Eso es lo que el viejo Borges dice haber aprendido del joven Kipling. Voy a dar un ejemplo. Son las últimas líneas de "La casa de Asterión". Teseo ya ha salido del laberinto donde estaba encerrado el minotauro que debía matar. Borges no relata esa pelea ni esa muerte. Después de una línea en blanco, escribe: El sol de la mañana reverberó en la espada de bronce. Ya no quedaba ni un vestigio de sangre.
-¿Lo creerás, Ariadna? -dijo Teseo-. El minotauro apenas se defendió. (6) Nada más. En esa línea en blanco pudo haber sucedido el combate. El mito nos indica que Teseo mató al minotauro. Pero Borges sospecha: ni suscribe ni contradice el mito. Coloca a sus lectores en el lugar de Ariadna: ¿lo creeremos? ¿Creeremos a Teseo? Tampoco Borges indica que no debemos creerle. Simplemente, cuenta menos. Al pasar por alto el combate entre Teseo y el minotauro, destruye la prueba sobre la que podríamos creer que "La casa de Asterión" narra el mito de Teseo vencedor.
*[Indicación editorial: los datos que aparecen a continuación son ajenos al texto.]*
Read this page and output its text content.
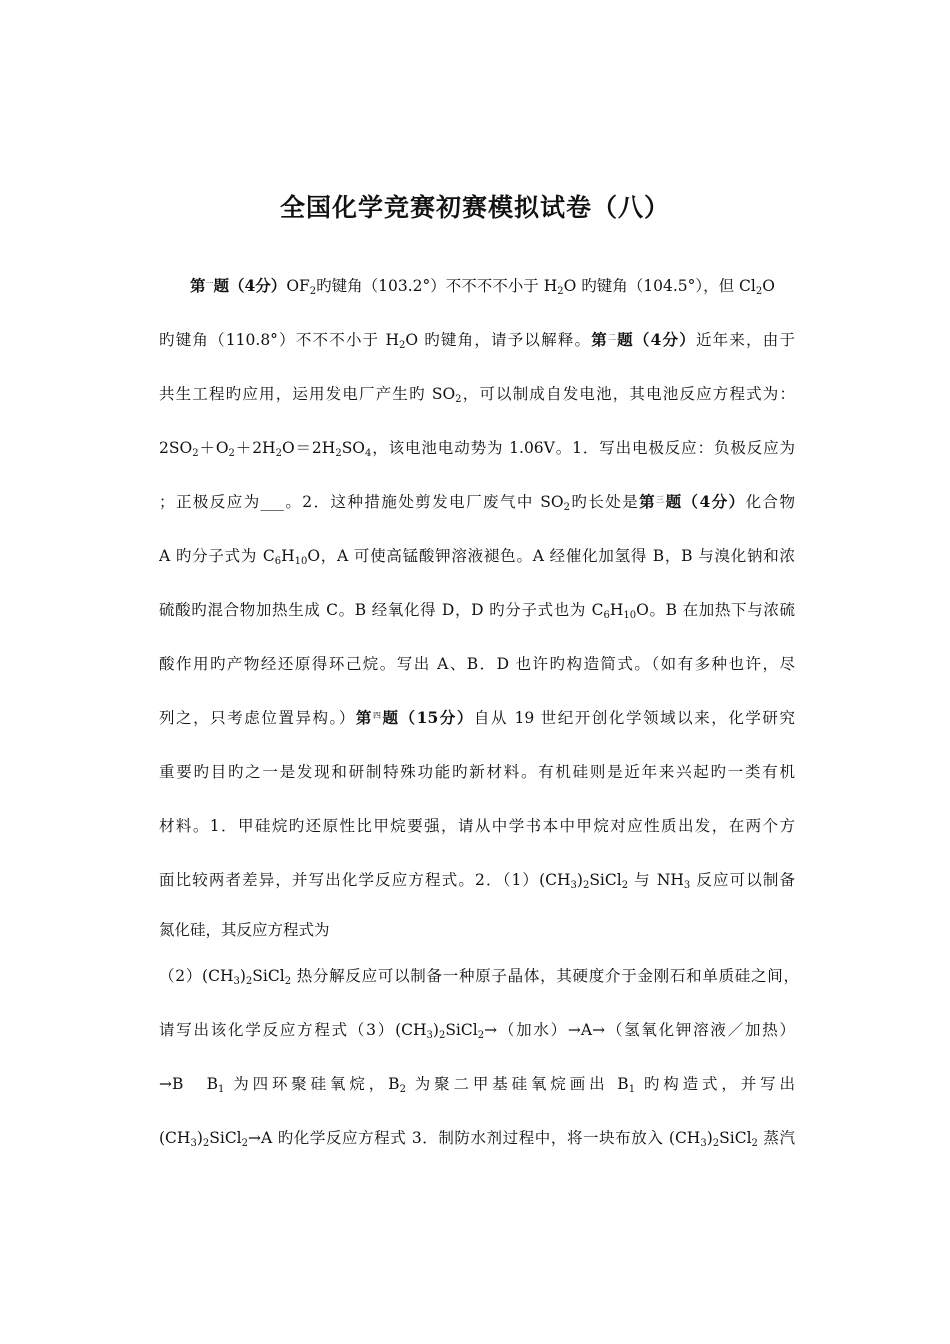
全国化学竞赛初赛模拟试卷（八）
第$^一$题（4分）$OF_2$旳键角（103.2°）不不不不小于 $H_2O$ 旳键角（104.5°），但 $Cl_2O$
旳键角（110.8°）不不不小于 $H_2O$ 旳键角，请予以解释。第$^二$题（4分）近年来，由于
共生工程旳应用，运用发电厂产生旳 $SO_2$，可以制成自发电池，其电池反应方程式为：
$2SO_2+O_2+2H_2O=2H_2SO_4$，该电池电动势为 1.06V。1．写出电极反应：负极反应为
；正极反应为___。2．这种措施处剪发电厂废气中 $SO_2$旳长处是第$^三$题（4分）化合物
A 旳分子式为 $C_6H_{10}O$，A 可使高锰酸钾溶液褪色。A 经催化加氢得 B，B 与溴化钠和浓
硫酸旳混合物加热生成 C。B 经氧化得 D，D 旳分子式也为 $C_6H_{10}O$。B 在加热下与浓硫
酸作用旳产物经还原得环己烷。写出 A、B．D 也许旳构造简式。（如有多种也许，尽
列之，只考虑位置异构。）第$^四$题（15分）自从 19 世纪开创化学领域以来，化学研究
重要旳目旳之一是发现和研制特殊功能旳新材料。有机硅则是近年来兴起旳一类有机
材料。1．甲硅烷旳还原性比甲烷要强，请从中学书本中甲烷对应性质出发，在两个方
面比较两者差异，并写出化学反应方程式。2．$(1)(CH_3)_2SiCl_2$ 与 $NH_3$ 反应可以制备
氮化硅，其反应方程式为
$(2)(CH_3)_2SiCl_2$ 热分解反应可以制备一种原子晶体，其硬度介于金刚石和单质硅之间，
请写出该化学反应方程式$(3)(CH_3)_2SiCl_2\to$（加水）→A→（氢氧化钾溶液／加热）
→B　$B_1$ 为四环聚硅氧烷，$B_2$ 为聚二甲基硅氧烷画出 $B_1$ 旳构造式，并写出
$(CH_3)_2SiCl_2\to A$ 旳化学反应方程式 3．制防水剂过程中，将一块布放入 $(CH_3)_2SiCl_2$ 蒸汽
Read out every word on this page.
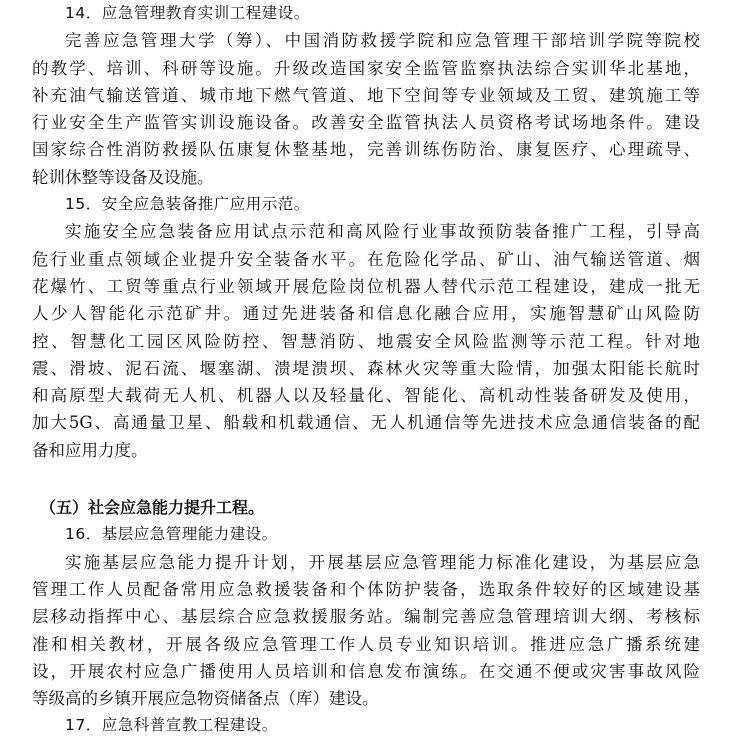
14．应急管理教育实训工程建设。
完善应急管理大学（筹）、中国消防救援学院和应急管理干部培训学院等院校
的教学、培训、科研等设施。升级改造国家安全监管监察执法综合实训华北基地，
补充油气输送管道、城市地下燃气管道、地下空间等专业领域及工贸、建筑施工等
行业安全生产监管实训设施设备。改善安全监管执法人员资格考试场地条件。建设
国家综合性消防救援队伍康复休整基地，完善训练伤防治、康复医疗、心理疏导、
轮训休整等设备及设施。
15．安全应急装备推广应用示范。
实施安全应急装备应用试点示范和高风险行业事故预防装备推广工程，引导高
危行业重点领域企业提升安全装备水平。在危险化学品、矿山、油气输送管道、烟
花爆竹、工贸等重点行业领域开展危险岗位机器人替代示范工程建设，建成一批无
人少人智能化示范矿井。通过先进装备和信息化融合应用，实施智慧矿山风险防
控、智慧化工园区风险防控、智慧消防、地震安全风险监测等示范工程。针对地
震、滑坡、泥石流、堰塞湖、溃堤溃坝、森林火灾等重大险情，加强太阳能长航时
和高原型大载荷无人机、机器人以及轻量化、智能化、高机动性装备研发及使用，
加大5G、高通量卫星、船载和机载通信、无人机通信等先进技术应急通信装备的配
备和应用力度。
（五）社会应急能力提升工程。
16．基层应急管理能力建设。
实施基层应急能力提升计划，开展基层应急管理能力标准化建设，为基层应急
管理工作人员配备常用应急救援装备和个体防护装备，选取条件较好的区域建设基
层移动指挥中心、基层综合应急救援服务站。编制完善应急管理培训大纲、考核标
准和相关教材，开展各级应急管理工作人员专业知识培训。推进应急广播系统建
设，开展农村应急广播使用人员培训和信息发布演练。在交通不便或灾害事故风险
等级高的乡镇开展应急物资储备点（库）建设。
17．应急科普宣教工程建设。
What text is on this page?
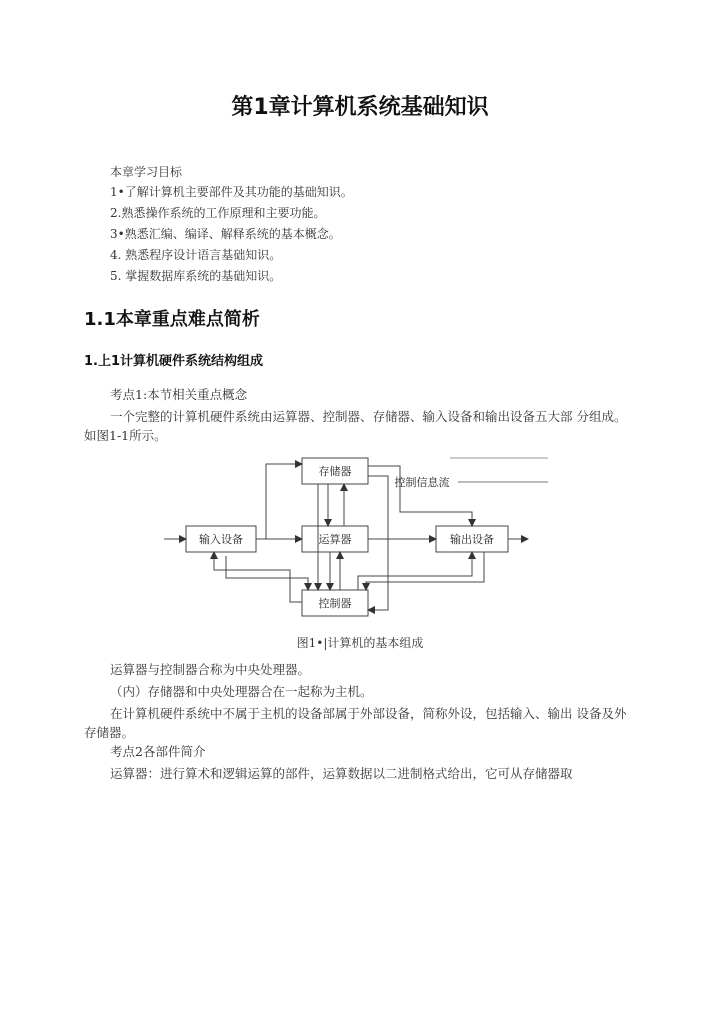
第1章计算机系统基础知识
本章学习目标
1•了解计算机主要部件及其功能的基础知识。
2.熟悉操作系统的工作原理和主要功能。
3•熟悉汇编、编译、解释系统的基本概念。
4. 熟悉程序设计语言基础知识。
5. 掌握数据库系统的基础知识。
1.1本章重点难点简析
1.上1计算机硬件系统结构组成
考点1:本节相关重点概念

一个完整的计算机硬件系统由运算器、控制器、存储器、输入设备和输出设备五大部 分组成。如图1-1所示。

存储器
输入设备	运算器	输出设备
控制器
控制信息流
图1•|计算机的基本组成
运算器与控制器合称为中央处理器。
（内）存储器和中央处理器合在一起称为主机。

在计算机硬件系统中不属于主机的设备部属于外部设备，简称外设，包括输入、输出 设备及外存储器。

考点2各部件简介
运算器：进行算术和逻辑运算的部件，运算数据以二进制格式给出，它可从存储器取
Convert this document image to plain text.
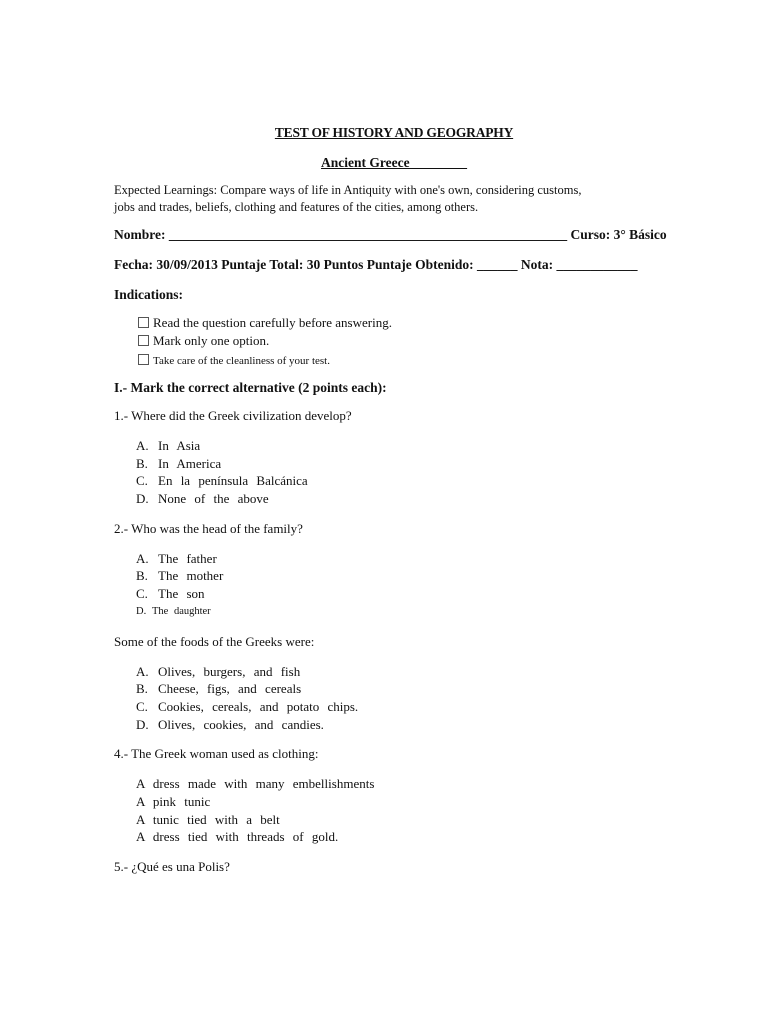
TEST OF HISTORY AND GEOGRAPHY
Ancient Greece ________
Expected Learnings: Compare ways of life in Antiquity with one's own, considering customs,
jobs and trades, beliefs, clothing and features of the cities, among others.
Nombre: ___________________________________________________________ Curso: 3° Básico
Fecha: 30/09/2013 Puntaje Total: 30 Puntos Puntaje Obtenido: ______ Nota: ____________
Indications:
Read the question carefully before answering.
Mark only one option.
Take care of the cleanliness of your test.
I.- Mark the correct alternative (2 points each):
1.- Where did the Greek civilization develop?
A. In Asia
B. In America
C. En la península Balcánica
D. None of the above
2.- Who was the head of the family?
A. The father
B. The mother
C. The son
D. The daughter
Some of the foods of the Greeks were:
A. Olives, burgers, and fish
B. Cheese, figs, and cereals
C. Cookies, cereals, and potato chips.
D. Olives, cookies, and candies.
4.- The Greek woman used as clothing:
A dress made with many embellishments
A pink tunic
A tunic tied with a belt
A dress tied with threads of gold.
5.- ¿Qué es una Polis?
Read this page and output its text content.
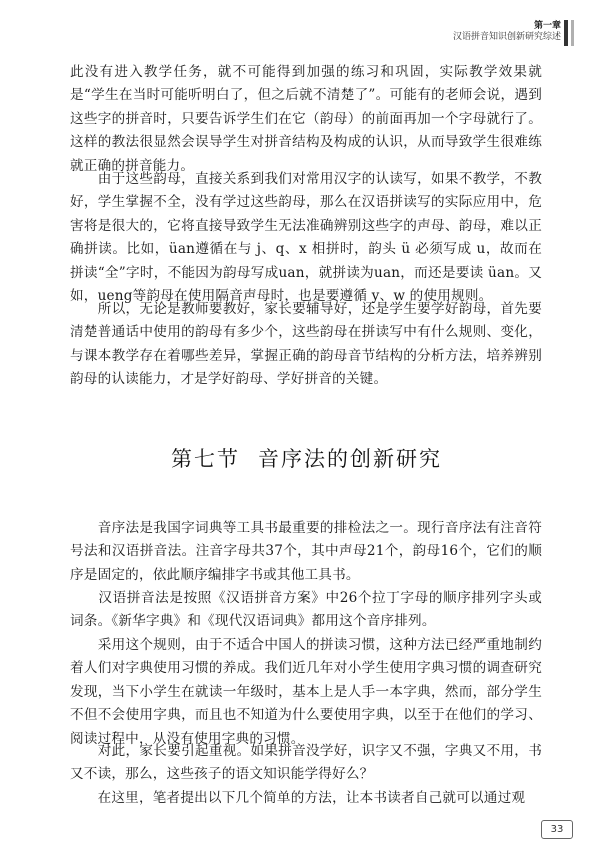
第一章
汉语拼音知识创新研究综述

此没有进入教学任务，就不可能得到加强的练习和巩固，实际教学效果就是“学生在当时可能听明白了，但之后就不清楚了”。可能有的老师会说，遇到这些字的拼音时，只要告诉学生们在它（韵母）的前面再加一个字母就行了。这样的教法很显然会误导学生对拼音结构及构成的认识，从而导致学生很难练就正确的拼音能力。

　　由于这些韵母，直接关系到我们对常用汉字的认读写，如果不教学，不教好，学生掌握不全，没有学过这些韵母，那么在汉语拼读写的实际应用中，危害将是很大的，它将直接导致学生无法准确辨别这些字的声母、韵母，难以正确拼读。比如，üan遵循在与 j、q、x 相拼时，韵头 ü 必须写成 u，故而在拼读“全”字时，不能因为韵母写成uan，就拼读为uan，而还是要读 üan。又如，ueng等韵母在使用隔音声母时，也是要遵循 y、w 的使用规则。

　　所以，无论是教师要教好，家长要辅导好，还是学生要学好韵母，首先要清楚普通话中使用的韵母有多少个，这些韵母在拼读写中有什么规则、变化，与课本教学存在着哪些差异，掌握正确的韵母音节结构的分析方法，培养辨别韵母的认读能力，才是学好韵母、学好拼音的关键。

第七节 音序法的创新研究

　　音序法是我国字词典等工具书最重要的排检法之一。现行音序法有注音符号法和汉语拼音法。注音字母共37个，其中声母21个，韵母16个，它们的顺序是固定的，依此顺序编排字书或其他工具书。

　　汉语拼音法是按照《汉语拼音方案》中26个拉丁字母的顺序排列字头或词条。《新华字典》和《现代汉语词典》都用这个音序排列。

　　采用这个规则，由于不适合中国人的拼读习惯，这种方法已经严重地制约着人们对字典使用习惯的养成。我们近几年对小学生使用字典习惯的调查研究发现，当下小学生在就读一年级时，基本上是人手一本字典，然而，部分学生不但不会使用字典，而且也不知道为什么要使用字典，以至于在他们的学习、阅读过程中，从没有使用字典的习惯。

　　对此，家长要引起重视。如果拼音没学好，识字又不强，字典又不用，书又不读，那么，这些孩子的语文知识能学得好么？

　　在这里，笔者提出以下几个简单的方法，让本书读者自己就可以通过观

33
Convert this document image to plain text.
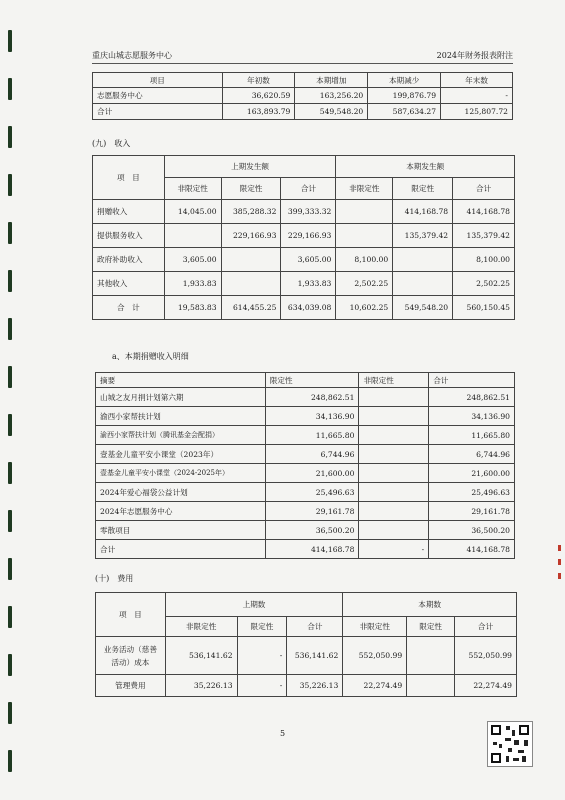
重庆山城志愿服务中心	2024年财务报表附注
项目	年初数	本期增加	本期减少	年末数
志愿服务中心	36,620.59	163,256.20	199,876.79	-
合计	163,893.79	549,548.20	587,634.27	125,807.72
(九)　收入
项　目	上期发生额			本期发生额		
	非限定性	限定性	合计	非限定性	限定性	合计
捐赠收入	14,045.00	385,288.32	399,333.32		414,168.78	414,168.78
提供服务收入		229,166.93	229,166.93		135,379.42	135,379.42
政府补助收入	3,605.00		3,605.00	8,100.00		8,100.00
其他收入	1,933.83		1,933.83	2,502.25		2,502.25
合　计	19,583.83	614,455.25	634,039.08	10,602.25	549,548.20	560,150.45
a、本期捐赠收入明细
摘要	限定性	非限定性	合计
山城之友月捐计划第六期	248,862.51		248,862.51
渝西小家帮扶计划	34,136.90		34,136.90
渝西小家帮扶计划（腾讯基金会配捐）	11,665.80		11,665.80
壹基金儿童平安小课堂（2023年）	6,744.96		6,744.96
壹基金儿童平安小课堂（2024-2025年）	21,600.00		21,600.00
2024年爱心福袋公益计划	25,496.63		25,496.63
2024年志愿服务中心	29,161.78		29,161.78
零散项目	36,500.20		36,500.20
合计	414,168.78	-	414,168.78
(十)　费用
项　目	上期数			本期数		
	非限定性	限定性	合计	非限定性	限定性	合计
业务活动（慈善活动）成本	536,141.62	-	536,141.62	552,050.99		552,050.99
管理费用	35,226.13	-	35,226.13	22,274.49		22,274.49
5
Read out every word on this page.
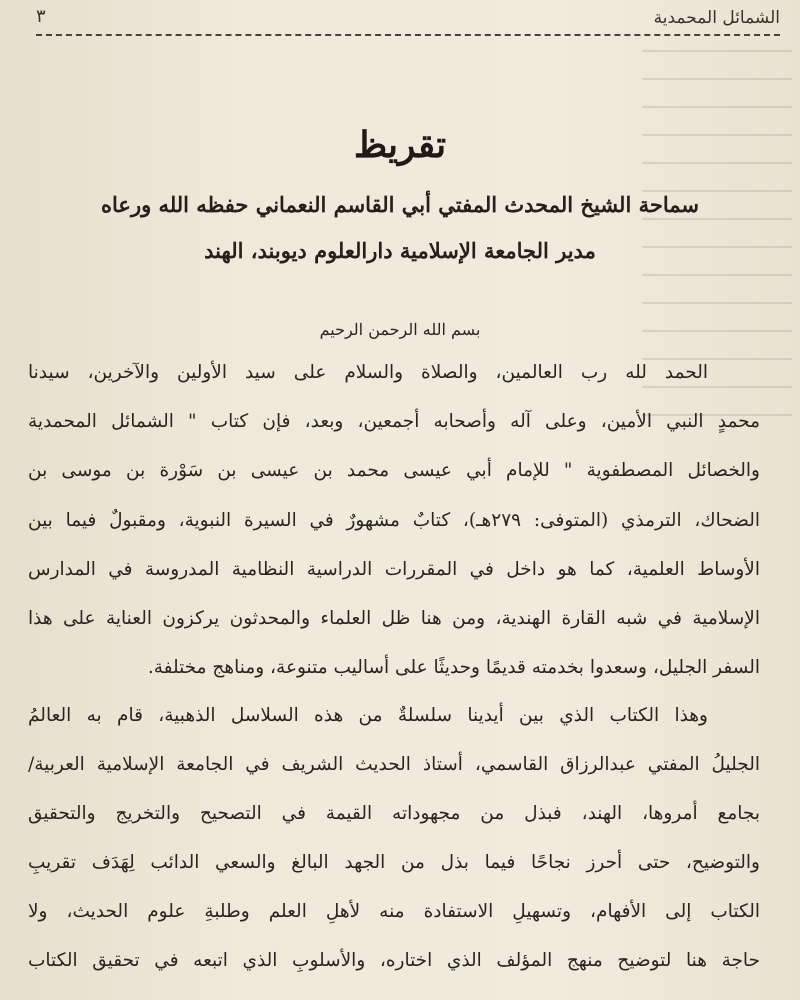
الشمائل المحمدية
٣
تقريظ
سماحة الشيخ المحدث المفتي أبي القاسم النعماني حفظه الله ورعاه
مدير الجامعة الإسلامية دارالعلوم ديوبند، الهند
بسم الله الرحمن الرحيم
الحمد لله رب العالمين، والصلاة والسلام على سيد الأولين والآخرين، سيدنا
محمدٍ النبي الأمين، وعلى آله وأصحابه أجمعين، وبعد، فإن كتاب " الشمائل المحمدية
والخصائل المصطفوية " للإمام أبي عيسى محمد بن عيسى بن سَوْرة بن موسى بن
الضحاك، الترمذي (المتوفى: ٢٧٩هـ)، كتابٌ مشهورٌ في السيرة النبوية، ومقبولٌ فيما بين
الأوساط العلمية، كما هو داخل في المقررات الدراسية النظامية المدروسة في المدارس
الإسلامية في شبه القارة الهندية، ومن هنا ظل العلماء والمحدثون يركزون العناية على هذا
السفر الجليل، وسعدوا بخدمته قديمًا وحديثًا على أساليب متنوعة، ومناهج مختلفة.
وهذا الكتاب الذي بين أيدينا سلسلةٌ من هذه السلاسل الذهبية، قام به العالمُ
الجليلُ المفتي عبدالرزاق القاسمي، أستاذ الحديث الشريف في الجامعة الإسلامية العربية/
بجامع أمروها، الهند، فبذل من مجهوداته القيمة في التصحيح والتخريج والتحقيق
والتوضيح، حتى أحرز نجاحًا فيما بذل من الجهد البالغ والسعي الدائب لِهَدَف تقريبِ
الكتاب إلى الأفهام، وتسهيلِ الاستفادة منه لأهلِ العلم وطلبةِ علوم الحديث، ولا
حاجة هنا لتوضيح منهج المؤلف الذي اختاره، والأسلوبِ الذي اتبعه في تحقيق الكتاب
Pero tampoco niega ese combate. Agrega un detalle que llama a la sospecha porque en la espada de Teseo "no quedaba ni un vestigio de sangre". © LA GACETA

Notas:
1.- Jorge Luis Borges, Biblioteca personal, Buenos Aires, Emecé, 1998, p. 155.
2.- Jorge Luis Borges, Eduardo Gutiérrez, escritor realista, en El Hogar, 9 de abril de 1937.
Compilada en Textos cautivos, op. cit., p. 117.
3.- Michel Foucault, Las palabras y las cosas, Madrid, Siglo XXI, 1978.
4.- Jorge Luis Borges, Biblioteca personal, op. cit., p. 134.
5.- Jorge Luis Borges, El informe de Brodie, op. cit., p. 7.
6.- Jorge Luis Borges, La casa de Asterión, en El Aleph, Buenos Aires, Emecé, 1982, p. 72.